Rue laughed as mad as the God struggling in his grip.

[If they cared they would be here now. No, nobody cares about the loss of a rigged game, and if they come, I shall kill them both]

The blood boiled and swirled and a viscous crack echoed through Zoe’s bones.

She clung to her friends as golden light spilled out. Above and beyond the taste of blood, came the metallic, grimy taste of money. It filled her nostrils and made her gag, even as she fought to hold her breath. She kicked up, and the others joined her, as they swam up, but the blood was without end, and only grew thicker as they moved.

The golden light arced out, lanced, and spiraled.

[You… have not… you… kill me… I will unlucky you poor you… God, I am god I am GOD!]

The blood burned. Pockets of air exploded and scalded her skin. Zoe’s eyes widened as she kicked, but there was nothing she could do to escape.

She shouldn’t even be here.

An ant had no place in a fight between a typhoon and a mountain.

[Zoe]

Rue’s voice crept into her mind. He sounded distracted, distant, and distraught.
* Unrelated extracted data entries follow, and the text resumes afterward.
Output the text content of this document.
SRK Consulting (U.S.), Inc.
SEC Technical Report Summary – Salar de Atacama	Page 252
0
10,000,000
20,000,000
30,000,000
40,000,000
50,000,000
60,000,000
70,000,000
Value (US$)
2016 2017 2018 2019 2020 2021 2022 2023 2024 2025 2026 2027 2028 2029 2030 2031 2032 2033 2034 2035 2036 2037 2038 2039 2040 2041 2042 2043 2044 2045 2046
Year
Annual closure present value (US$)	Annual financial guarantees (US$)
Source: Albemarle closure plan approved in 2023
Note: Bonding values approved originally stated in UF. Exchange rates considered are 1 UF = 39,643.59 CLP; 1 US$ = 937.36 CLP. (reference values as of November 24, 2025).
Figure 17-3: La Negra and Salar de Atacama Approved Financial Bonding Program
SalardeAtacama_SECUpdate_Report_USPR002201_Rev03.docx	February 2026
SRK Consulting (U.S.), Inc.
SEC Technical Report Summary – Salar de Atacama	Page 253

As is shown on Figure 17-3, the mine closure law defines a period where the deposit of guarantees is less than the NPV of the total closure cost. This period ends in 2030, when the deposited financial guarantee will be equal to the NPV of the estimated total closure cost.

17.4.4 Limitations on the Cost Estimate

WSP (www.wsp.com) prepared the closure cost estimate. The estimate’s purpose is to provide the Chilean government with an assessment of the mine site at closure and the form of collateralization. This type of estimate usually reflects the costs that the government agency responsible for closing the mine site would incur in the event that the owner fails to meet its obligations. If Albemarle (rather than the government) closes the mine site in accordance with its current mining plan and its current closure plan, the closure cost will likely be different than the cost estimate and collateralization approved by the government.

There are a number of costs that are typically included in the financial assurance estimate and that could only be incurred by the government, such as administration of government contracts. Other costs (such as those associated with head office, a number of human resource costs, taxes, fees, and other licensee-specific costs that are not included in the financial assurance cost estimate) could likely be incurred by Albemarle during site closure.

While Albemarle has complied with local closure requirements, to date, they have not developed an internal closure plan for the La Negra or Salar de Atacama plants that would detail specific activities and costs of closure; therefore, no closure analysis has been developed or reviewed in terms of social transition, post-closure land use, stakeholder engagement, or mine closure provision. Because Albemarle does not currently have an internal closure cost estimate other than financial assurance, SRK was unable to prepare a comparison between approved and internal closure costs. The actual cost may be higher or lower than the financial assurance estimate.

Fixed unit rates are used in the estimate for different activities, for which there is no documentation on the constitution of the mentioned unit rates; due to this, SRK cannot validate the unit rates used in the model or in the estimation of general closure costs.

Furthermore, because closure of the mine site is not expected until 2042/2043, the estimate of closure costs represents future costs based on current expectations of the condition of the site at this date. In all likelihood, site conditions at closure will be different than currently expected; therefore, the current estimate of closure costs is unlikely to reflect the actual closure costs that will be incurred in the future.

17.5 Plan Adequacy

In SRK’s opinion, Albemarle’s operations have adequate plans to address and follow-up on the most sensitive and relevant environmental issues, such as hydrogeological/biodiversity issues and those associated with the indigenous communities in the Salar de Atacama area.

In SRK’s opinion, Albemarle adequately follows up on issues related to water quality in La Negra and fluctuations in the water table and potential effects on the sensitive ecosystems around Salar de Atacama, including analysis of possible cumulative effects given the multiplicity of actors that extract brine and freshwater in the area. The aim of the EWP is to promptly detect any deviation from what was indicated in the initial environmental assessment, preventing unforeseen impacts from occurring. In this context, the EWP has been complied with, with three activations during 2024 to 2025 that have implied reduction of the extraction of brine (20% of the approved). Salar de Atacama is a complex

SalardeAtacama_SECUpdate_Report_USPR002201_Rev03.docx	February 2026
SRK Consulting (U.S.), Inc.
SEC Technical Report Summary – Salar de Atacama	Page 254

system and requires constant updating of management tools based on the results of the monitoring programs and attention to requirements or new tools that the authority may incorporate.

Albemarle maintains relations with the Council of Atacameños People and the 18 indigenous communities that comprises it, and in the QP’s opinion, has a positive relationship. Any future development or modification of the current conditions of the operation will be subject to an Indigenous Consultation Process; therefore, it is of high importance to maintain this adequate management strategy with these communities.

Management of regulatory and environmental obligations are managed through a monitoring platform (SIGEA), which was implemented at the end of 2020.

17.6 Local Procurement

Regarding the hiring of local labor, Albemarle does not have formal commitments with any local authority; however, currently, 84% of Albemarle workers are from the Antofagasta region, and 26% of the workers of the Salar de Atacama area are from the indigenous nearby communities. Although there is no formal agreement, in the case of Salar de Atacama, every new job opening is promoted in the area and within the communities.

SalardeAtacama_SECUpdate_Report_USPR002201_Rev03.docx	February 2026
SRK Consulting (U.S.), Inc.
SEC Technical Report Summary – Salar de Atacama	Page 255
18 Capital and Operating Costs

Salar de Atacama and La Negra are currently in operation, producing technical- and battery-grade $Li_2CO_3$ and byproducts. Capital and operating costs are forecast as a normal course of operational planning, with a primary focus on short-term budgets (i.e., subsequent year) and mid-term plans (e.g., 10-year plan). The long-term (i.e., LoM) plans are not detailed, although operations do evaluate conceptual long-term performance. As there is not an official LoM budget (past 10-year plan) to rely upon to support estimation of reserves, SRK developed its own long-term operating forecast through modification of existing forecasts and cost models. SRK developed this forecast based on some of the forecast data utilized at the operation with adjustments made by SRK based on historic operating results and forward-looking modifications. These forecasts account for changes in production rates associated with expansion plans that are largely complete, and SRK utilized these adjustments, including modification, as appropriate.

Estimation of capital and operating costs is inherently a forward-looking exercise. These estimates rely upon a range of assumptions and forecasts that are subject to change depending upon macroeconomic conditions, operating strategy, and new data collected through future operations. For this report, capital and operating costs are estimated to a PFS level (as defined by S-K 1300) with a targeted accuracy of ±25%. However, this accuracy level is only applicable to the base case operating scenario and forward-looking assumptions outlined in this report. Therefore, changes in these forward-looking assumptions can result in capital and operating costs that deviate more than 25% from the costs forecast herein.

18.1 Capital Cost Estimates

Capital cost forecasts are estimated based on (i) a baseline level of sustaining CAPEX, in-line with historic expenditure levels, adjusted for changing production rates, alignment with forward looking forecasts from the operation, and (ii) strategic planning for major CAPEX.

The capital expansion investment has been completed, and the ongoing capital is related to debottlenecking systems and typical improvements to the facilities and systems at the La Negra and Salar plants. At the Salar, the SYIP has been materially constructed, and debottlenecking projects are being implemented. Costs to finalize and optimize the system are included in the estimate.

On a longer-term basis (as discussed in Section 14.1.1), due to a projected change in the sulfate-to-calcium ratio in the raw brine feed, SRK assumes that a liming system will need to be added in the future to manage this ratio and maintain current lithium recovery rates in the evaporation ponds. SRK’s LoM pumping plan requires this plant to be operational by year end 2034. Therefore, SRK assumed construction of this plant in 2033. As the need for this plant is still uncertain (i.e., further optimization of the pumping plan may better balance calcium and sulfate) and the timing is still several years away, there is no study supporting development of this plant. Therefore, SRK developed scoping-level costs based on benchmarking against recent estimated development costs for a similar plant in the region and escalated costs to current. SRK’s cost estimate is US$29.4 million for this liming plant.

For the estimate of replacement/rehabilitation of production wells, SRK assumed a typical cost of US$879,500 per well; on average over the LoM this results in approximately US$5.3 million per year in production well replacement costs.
[This will end soon, but I can no longer hold back. I give you this chance to escape, and so I wipe the ledger between us clean. From now on, do what you will, but know that if you come for me… I will expect a worthy fight]

Reality tore far below her as Rue sliced through the floor and into the universe beyond. The blood swirled into a whirlpool as it sucked down below. The current dragged at the chains holding her friends. She saw other bodies vanish into the portal, and could only assume it was the other contestants.

It sucked her down, and she could barely see as she gripped onto her friends. She recognized everyone as they floated past her, but there was one body she searched for.

And then she found it.

The portal dragged everyone down one by one, but Zoe resisted as best she could. For there was one body that remained untouched by the current; her goal in all this madness that she hadn’t forgotten. Something she could save, something she could take with her, something she could make her own. The whole reason this happened in the first place: the torn open corpse of the Earth system.